There is a federal law, 18 USC 2252, which criminalized distribution and receiving of child porn. One part of the law addresses a person who
(1) knowingly transports or ships using any means or facility of
interstate or foreign commerce or in or affecting interstate or
foreign commerce by any means including by computer or mails, any
visual depiction, if— (A) the producing of such visual depiction
involves the use of a minor engaging in sexually explicit conduct; and
(B) such visual depiction is of such conduct;
The next part addresses one who
(2) knowingly receives, or distributes, any visual depiction using any
means or facility of interstate or foreign commerce or that has been
mailed, or has been shipped or transported in or affecting interstate
or foreign commerce, or which contains materials which have been
mailed or so shipped or transported, by any means including by
computer, or knowingly reproduces any visual depiction for
distribution using any means or facility of interstate or foreign
commerce or in or affecting interstate or foreign commerce or through
the mails, if— (A) the producing of such visual depiction involves the
use of a minor engaging in sexually explicit conduct; and (B) such
visual depiction is of such conduct;
The word "knowingly" is crucial here: it may mean that if you don't know, it's not a crime. The wording is not completely clear, in that maybe the law only says that you have to know that you received and don't have to know anything about the item that you received. So it is up the the Supreme Court to say exactly what that means. In US v. X-Citement Video, Inc., 513 U.S. 64, they did. The court held that "knowingly" does not just mean that you know you are receiving or distributing, because that would yield absurd results such as that a retail druggist who returned a roll of film unprocessed would be guilty of distributing child porn, just in case the film contains child porn. As the court says, "We do not assume that Congress, in passing laws, intended such results".

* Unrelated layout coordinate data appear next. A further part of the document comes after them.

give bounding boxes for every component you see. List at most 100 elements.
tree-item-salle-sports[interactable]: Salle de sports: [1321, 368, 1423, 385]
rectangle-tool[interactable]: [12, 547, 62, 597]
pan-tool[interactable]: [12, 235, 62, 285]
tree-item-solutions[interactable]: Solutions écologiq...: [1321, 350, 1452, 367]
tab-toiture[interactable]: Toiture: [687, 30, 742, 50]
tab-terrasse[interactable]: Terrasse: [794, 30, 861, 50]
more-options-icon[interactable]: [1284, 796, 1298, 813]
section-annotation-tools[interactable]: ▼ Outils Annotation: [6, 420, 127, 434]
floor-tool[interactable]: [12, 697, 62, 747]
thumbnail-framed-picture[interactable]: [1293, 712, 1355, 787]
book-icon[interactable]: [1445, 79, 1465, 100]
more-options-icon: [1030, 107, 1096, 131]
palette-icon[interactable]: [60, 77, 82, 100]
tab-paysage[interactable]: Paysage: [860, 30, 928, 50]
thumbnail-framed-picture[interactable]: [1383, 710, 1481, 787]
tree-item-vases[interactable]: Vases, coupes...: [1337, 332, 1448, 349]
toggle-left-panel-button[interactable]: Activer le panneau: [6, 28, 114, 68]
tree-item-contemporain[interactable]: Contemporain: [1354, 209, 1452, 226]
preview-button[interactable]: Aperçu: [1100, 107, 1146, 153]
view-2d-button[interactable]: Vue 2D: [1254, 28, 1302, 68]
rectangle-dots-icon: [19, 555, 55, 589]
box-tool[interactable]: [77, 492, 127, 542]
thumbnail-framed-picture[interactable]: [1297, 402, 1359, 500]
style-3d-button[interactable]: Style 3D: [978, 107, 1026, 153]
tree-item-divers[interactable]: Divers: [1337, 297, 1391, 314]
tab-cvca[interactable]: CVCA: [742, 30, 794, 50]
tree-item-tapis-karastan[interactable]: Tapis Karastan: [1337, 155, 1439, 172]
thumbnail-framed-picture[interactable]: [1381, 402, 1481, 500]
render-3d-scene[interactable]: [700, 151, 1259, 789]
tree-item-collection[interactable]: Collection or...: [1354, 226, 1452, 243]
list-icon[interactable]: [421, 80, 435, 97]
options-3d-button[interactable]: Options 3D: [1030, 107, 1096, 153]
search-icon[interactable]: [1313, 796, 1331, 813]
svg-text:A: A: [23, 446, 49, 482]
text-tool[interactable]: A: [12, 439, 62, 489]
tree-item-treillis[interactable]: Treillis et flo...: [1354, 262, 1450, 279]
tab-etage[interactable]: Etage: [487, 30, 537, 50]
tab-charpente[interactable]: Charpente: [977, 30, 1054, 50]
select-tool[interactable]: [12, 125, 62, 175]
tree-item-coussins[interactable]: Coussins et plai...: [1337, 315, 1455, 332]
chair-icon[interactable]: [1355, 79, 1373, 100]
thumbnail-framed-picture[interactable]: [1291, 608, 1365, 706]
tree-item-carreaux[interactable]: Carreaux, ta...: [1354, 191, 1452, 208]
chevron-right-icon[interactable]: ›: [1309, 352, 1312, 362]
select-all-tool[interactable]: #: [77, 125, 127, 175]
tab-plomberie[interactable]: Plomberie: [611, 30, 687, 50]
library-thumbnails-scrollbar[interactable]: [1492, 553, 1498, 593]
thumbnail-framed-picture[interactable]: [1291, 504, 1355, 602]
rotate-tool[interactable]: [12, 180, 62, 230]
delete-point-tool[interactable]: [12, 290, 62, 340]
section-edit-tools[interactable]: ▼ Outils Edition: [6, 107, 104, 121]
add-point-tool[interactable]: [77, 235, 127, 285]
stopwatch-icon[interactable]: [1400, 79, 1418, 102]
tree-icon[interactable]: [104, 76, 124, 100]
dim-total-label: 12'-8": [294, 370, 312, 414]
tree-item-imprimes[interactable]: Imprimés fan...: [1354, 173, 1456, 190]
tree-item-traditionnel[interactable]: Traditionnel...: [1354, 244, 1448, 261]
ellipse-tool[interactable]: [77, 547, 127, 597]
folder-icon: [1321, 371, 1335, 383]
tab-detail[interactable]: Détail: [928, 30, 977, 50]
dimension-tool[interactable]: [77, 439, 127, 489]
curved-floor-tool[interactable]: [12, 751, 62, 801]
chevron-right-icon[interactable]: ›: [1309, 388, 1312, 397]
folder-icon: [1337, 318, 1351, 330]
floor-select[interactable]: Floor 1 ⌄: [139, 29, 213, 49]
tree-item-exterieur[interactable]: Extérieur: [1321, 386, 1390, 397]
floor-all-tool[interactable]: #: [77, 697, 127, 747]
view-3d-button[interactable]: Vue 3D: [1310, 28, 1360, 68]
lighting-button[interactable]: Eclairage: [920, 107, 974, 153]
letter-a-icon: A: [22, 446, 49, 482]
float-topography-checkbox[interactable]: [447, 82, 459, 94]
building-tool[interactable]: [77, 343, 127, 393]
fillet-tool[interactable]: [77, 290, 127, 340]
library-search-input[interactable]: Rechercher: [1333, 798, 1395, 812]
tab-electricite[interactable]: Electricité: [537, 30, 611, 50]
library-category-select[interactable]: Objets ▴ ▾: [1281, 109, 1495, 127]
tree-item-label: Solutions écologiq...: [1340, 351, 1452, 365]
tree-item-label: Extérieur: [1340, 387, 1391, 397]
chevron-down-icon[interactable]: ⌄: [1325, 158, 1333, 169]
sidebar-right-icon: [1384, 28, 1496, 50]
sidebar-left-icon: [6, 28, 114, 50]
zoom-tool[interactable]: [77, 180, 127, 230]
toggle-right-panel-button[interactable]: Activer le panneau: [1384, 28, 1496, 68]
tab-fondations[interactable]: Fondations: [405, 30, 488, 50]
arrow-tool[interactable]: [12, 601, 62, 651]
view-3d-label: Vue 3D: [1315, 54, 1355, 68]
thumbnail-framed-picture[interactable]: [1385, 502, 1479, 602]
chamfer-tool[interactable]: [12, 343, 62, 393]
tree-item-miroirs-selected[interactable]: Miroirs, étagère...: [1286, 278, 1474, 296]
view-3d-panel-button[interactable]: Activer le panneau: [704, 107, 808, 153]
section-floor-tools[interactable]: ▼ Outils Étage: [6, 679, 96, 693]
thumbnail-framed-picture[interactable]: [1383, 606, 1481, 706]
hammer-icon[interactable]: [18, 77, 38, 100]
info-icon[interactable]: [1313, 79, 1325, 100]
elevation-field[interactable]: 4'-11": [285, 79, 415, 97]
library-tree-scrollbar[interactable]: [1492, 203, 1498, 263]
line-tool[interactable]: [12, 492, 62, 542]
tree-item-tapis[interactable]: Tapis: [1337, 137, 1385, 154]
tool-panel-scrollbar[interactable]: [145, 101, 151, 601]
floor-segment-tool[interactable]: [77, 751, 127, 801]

There is a general constitutional presumption that any crime has a scienter requirement (Morissette v. United States, 342 U. S. 246, Staples v. United States, 511 U. S. 600): "the standard presumption in favor of a scienter requirement should apply to each of the statutory elements that criminalize otherwise innocent conduct". The court rejects the narrow interpretation that "knowingly" just applies to the verb, and "This interpretation is supported by the canon that a statute is to be construed where fairly possible so as to avoid substantial constitutional questions".
There are also state laws which are untouched by X-Citement, which may make possession of child porn a strict liability offense. Washington state law is written so that you have to know or intend ("Knowingly develops, duplicates, publishes, prints, disseminates, exchanges, finances, attempts to finance, or sells a visual or printed matter that depicts a minor engaged in an act of sexually explicit conduct as defined in RCW 9.68A.011(4) (a) through (e)" or "Possesses with intent to develop, duplicate, publish, print, disseminate, exchange, or sell any visual or printed matter that depicts a minor engaged in an act of sexually explicit conduct as defined in RCW 9.68A.011(4) (a) through (e)".)
The statutory rape law on the other hand has no requirement pertaining to knowledge or intent
(1) A person is guilty of rape of a child in the third degree when the
person has sexual intercourse with another who is at least fourteen
years old but less than sixteen years old and not married to the
perpetrator and the perpetrator is at least forty-eight months older
than the victim.
I don't know whether some state's statute was written without a "knowingly" requirement.